Letters to the Editor
This article is from the archive of The New York Sun before the launch of its new website in 2022. The Sun has neither altered nor updated such articles but will seek to correct any errors, mis-categorizations or other problems introduced during transfer.

Don’t Whitewash Auschwitz
Re: “Annan Steers Holocaust Assembly Away From Current Disputes,” Benny Avni, Foreign, January 25, 2005. The blame for crimes against humanity should be laid where it belongs, on the Germans. This will cover the Nazis, too, where blaming the Nazis alone would clearly whitewash all the non-NSDAP card-carrying members. Put the blame where it belongs, on all Germans of that time, since they are the ones who brought so much misery on the world. During the time I lived under German occupation, I never met a single German soldier or civilian that behaved toward my people or myself other than as a cruel beast with murder on his mind. After the war’s end, I resided in Germany from August 1946 until May 1951. Throughout all those years, I never met a single German who knew what had transpired during World War II. Or so they said.
Did the wolf change into a sheep? I doubt it.
JOSEPH CEDER
Far Rockaway, N.Y.
No More Mr. Softee Jingles
Glad to hear that Mr. Softee may have to stop playing its jingle continuously [“Businesses Criticize Mayor’s Proposed Noise Ordinance,” New York Desk, January 27, 2005]. Its simplistic jingle repeated endlessly is nerve-wracking. Noise, however, is not the only intrusion by those ice-cream trucks.
Some of them are parked all day, even in illegal spaces (as just off Fifth Avenue in Midtown). During all those hours, the engines are on, spewing fumes. Why aren’t they given tickets?
RICHARD H. SHULMAN
Manhattan
Abortion Does Hurt Men
Re: “Abortion Hurts Men, Too,” Chris Ward, Letters, January 28, 2005. The letter’s heading got my attention immediately. I am one woman who knows for a fact that abortion does hurt men, and I deeply sympathize with Mr. Ward and others like him who grieve for their unborn children, whom they were unable to protect. What can we say about a society that allows fathers no legal say in the abortion decision — even when they are willing and able to care for the child – but then expect them to be financially and emotionally responsible parents should the mother choose to have and raise the child? Talk about double standards.
PAULA ROSS
Manhattan
Blame Sexism for Differences
Re: “No Apologies Are Needed, Mr. Summers,” Amity Shlaes, Opinion, January 25, 2005. The assertion that women are inferior to men in mathematics and physics due to genetic inferiority is purely speculative with no scientific evidence supporting it – no genes for math and physics identified, no brain centers or neuronal connections, etc. Lawrence Summers’s inspiration for his brilliant insight was the fact that his little daughter designated her toy trucks as mommy truck and daddy truck.
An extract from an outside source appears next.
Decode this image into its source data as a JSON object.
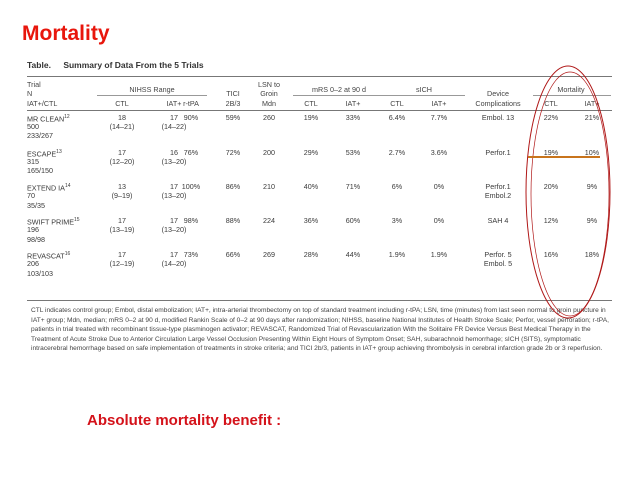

On the other hand, sexism is a well-established phenomenon, and numerous studies – not to mention personal experiences – prove its deleterious effect on women trying to perform their best and pursue careers. In academia, math and physics are among the last bastions of ingrained sexist attitudes that exclude women by creating an inhospitable if not downright hostile environment. (One thing about women is they do seem to be more sociable, and thus one might expect in general that they would be more likely to be deterred from entering a hostile field.) Anyway, in case you hadn’t noticed, most men aren’t exactly math and physics whizzes anyway.
JASON ZENITH
Manhattan
Kenyon Cox, Anti-Semite
A New York Sun art critic, Maureen Mullarkey, in her January 20, 2005, review leads off by lauding the aesthetic outlook of the late critic Kenyon Cox, and this, by my lights, should raise quite an eyebrow [“Gallery Going,” Arts & Letters]. Cox was not only a famous philistine when it came to advanced art of the early 20th century and the School of Paris oeuvre, he was, as well – and as neocon art authority Hilton Kramer has explored elsewhere – a person who committed to print his bigoted, prejudiced, often anti-Semitic viewpoints; characterizing Jewish immigrant American painters as artists of, using his terms, inferior “Ellis Island art.” It is disturbing that, apparently, Ms. Mullarkey does fancy herself an heir to this benighted aesthetic translation of Kenyon Cox.